Notre Dame's Grotto / by Dorothy V. Corson
A Poet Linked to the Grotto
In 1913, a poet associated with Notre Dame, the Grotto, and the trees on campus, appeared on the scene -- Joyce Kilmer.
A brochure in the University Archives entitled, University Statue Shrine Stories, contains an interesting reference to Kilmer and the Grotto. In its pages, Father Henry Kemper speaks of a former classmate:
My old Notre Dame classmate, Charley O'Donnell, who later became Poet Laureate of Indiana and president of his alma mater, Notre Dame, was a personal friend of the poet, Joyce Kilmer.
They say the big tree that shades Our Lady's niche "a tree that looks at God all day and lifts her leafy arms to pray," was the inspiration that made the patriot convert, Joyce Kilmer, famous, with his best-known poem. Kilmer volunteered in The Fighting Irish Brigade and was killed in action July 30, 1918 at the age of 32. The original flag of the Irish Brigade, carried through the civil war by General Meagher's boys was presented to Notre Dame last summer.(167)
On the right side of the Grotto steps leading to the church, is a huge stump that must have once been "the big tree that shades Our Lady's niche." If it were true that it had inspired the poem, "Trees," what a lovely story to be associated with the Grotto. Hardly a child goes through his schooling without having come in contact with Kilmer's poem:
I think that I shall never see
A poem lovely as a tree.
A tree whose hungry mouth is prest
Against the earth's sweet flowing breast;
A tree that looks at God all day
And lifts her leafy arms to pray;
A tree that may in summer wear
A nest of robins in her hair;
Upon whose bosom snow has lain;
Who intimately lives with rain
Poems are made by fools like me
But only God can make a tree.
-- Joyce Kilmer
Kilmer was noted for writing the poetry of the people, he mirrored their thoughts. He discovered in the most ordinary things rich and unsuspected meanings.(168)
His biographer, Robert Holliday, speaks of "Trees" and describes Kilmer as a poet:
The exquisite title poem now so universally known, made his reputation more than all the rest he had written put together.
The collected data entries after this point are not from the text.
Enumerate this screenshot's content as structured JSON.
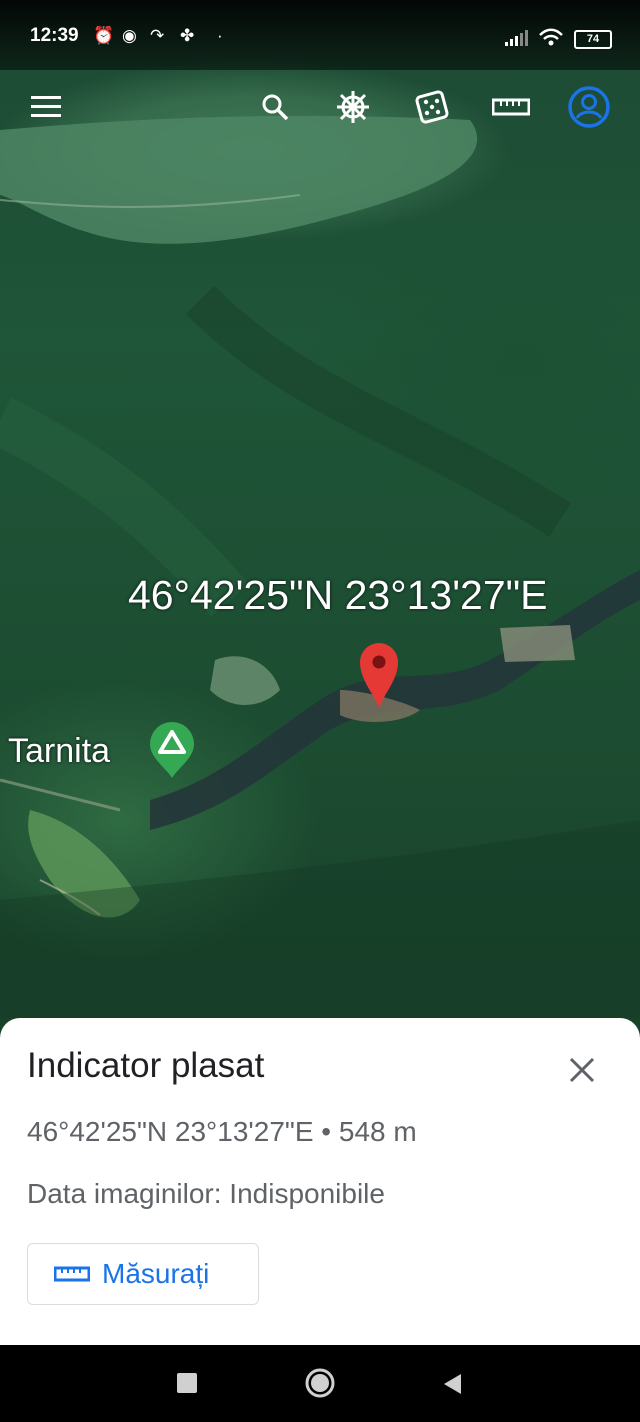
{
  "status_bar": {
    "time": "12:39",
    "battery": "74"
  },
  "toolbar": {
    "icons": [
      "menu-icon",
      "search-icon",
      "voyager-wheel-icon",
      "dice-icon",
      "ruler-icon",
      "account-icon"
    ]
  },
  "map": {
    "coordinate_label": "46°42'25\"N 23°13'27\"E",
    "place_label": "Tarnita",
    "pin_color": "#e53935",
    "place_marker_color": "#34a853"
  },
  "sheet": {
    "title": "Indicator plasat",
    "coordinates_line": "46°42'25\"N 23°13'27\"E • 548 m",
    "imagery_date": "Data imaginilor: Indisponibile",
    "measure_label": "Măsurați"
  },
  "colors": {
    "accent": "#1a73e8"
  }
}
That impeccable lyric which made for immediate widespread popularity.
His song was as old as the hills, and as fresh as the morning. Precisely in this, in fact, is his remarkableness, his originality, as a contemporary poet; and in this will be, I think, his abiding quality. "Simple and direct, yet not without subtle magic," wrote Father James J. Daly, S.J., in a review of Trees and Other Poems, printed in America, his verse "seems artlessly naive, yet it possesses deep undercurrents of masculine and forceful thought; it is ethical in its seriousness, and yet as playful and light-hearted as sunlight and shadows under summer oaks."
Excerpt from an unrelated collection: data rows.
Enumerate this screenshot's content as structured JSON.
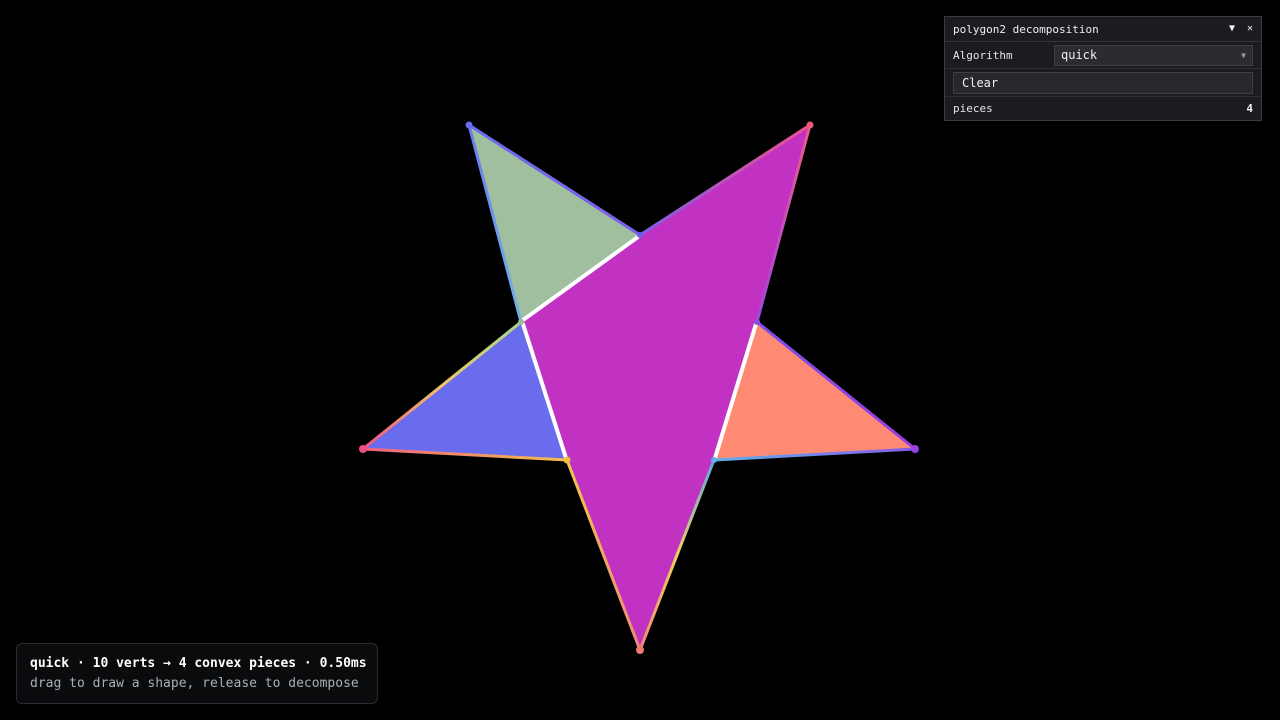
{
  "panel": {
    "title": "polygon2 decomposition",
    "collapse_icon": "triangle-down-icon",
    "close_icon": "close-icon",
    "algorithm_label": "Algorithm",
    "algorithm_value": "quick",
    "clear_label": "Clear",
    "pieces_label": "pieces",
    "pieces_value": "4"
  },
  "info": {
    "line1": "quick · 10 verts → 4 convex pieces · 0.50ms",
    "line2": "drag to draw a shape, release to decompose"
  },
  "colors": {
    "background": "#000000",
    "piece_center": "#c132c2",
    "piece_top_left": "#9fbf9e",
    "piece_left": "#6a6cee",
    "piece_right": "#ff8a73",
    "separator": "#ffffff"
  }
}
Only the name of James Whitcomb Riley expresses in greater measure the rich gift of speaking with authentic song to the simplest hearts.
In letters sent home during the war in Europe, Kilmer wrote:
"At present, I am a poet trying to be a soldier. To tell the truth, I am not interested in writing nowadays, except in so far as writing is the expression of something beautiful. . . ." (169)
A thesis written about Kilmer in 1927 by a friend of the family, Sister Roberta Bresnan -- "Home Life as a Theme in the poetry of Joyce Kilmer" -- speaks of Kilmer:
He had a quiet way of being genuine. He loved the simplest things of life because he was himself perhaps the simplest. His poetry expressed the remedy for all this world's woes, in one small word of deep and lasting significance, the word "home." When we designate it as a place it immediately shifts to a feeling, a person, an object. It may embrace an entire country or it may be confined within the perimeter of four walls.(170)
A description of the campus -- the way Joyce may have viewed it when he was there -- was penned by a writer in an 1886 newspaper. It confirms that the tradition of praying places among the trees was as much in evidence at Notre Dame then as now.
The grounds around the college are laid out in finely shaded walks. As we pass over the grounds we notice that which always finds a tender spot in the hearts of all Catholics in the great number of oratories and abodes for prayer that are to be found in secluded parts of the grounds, that students on their walks may have an opportunity of offering to heaven their prayers undisturbed and with only the sky and the trees for witness.(171)
For such a memorable poem to be associated with the Grotto, would be an honor worthy of every effort made to verify it.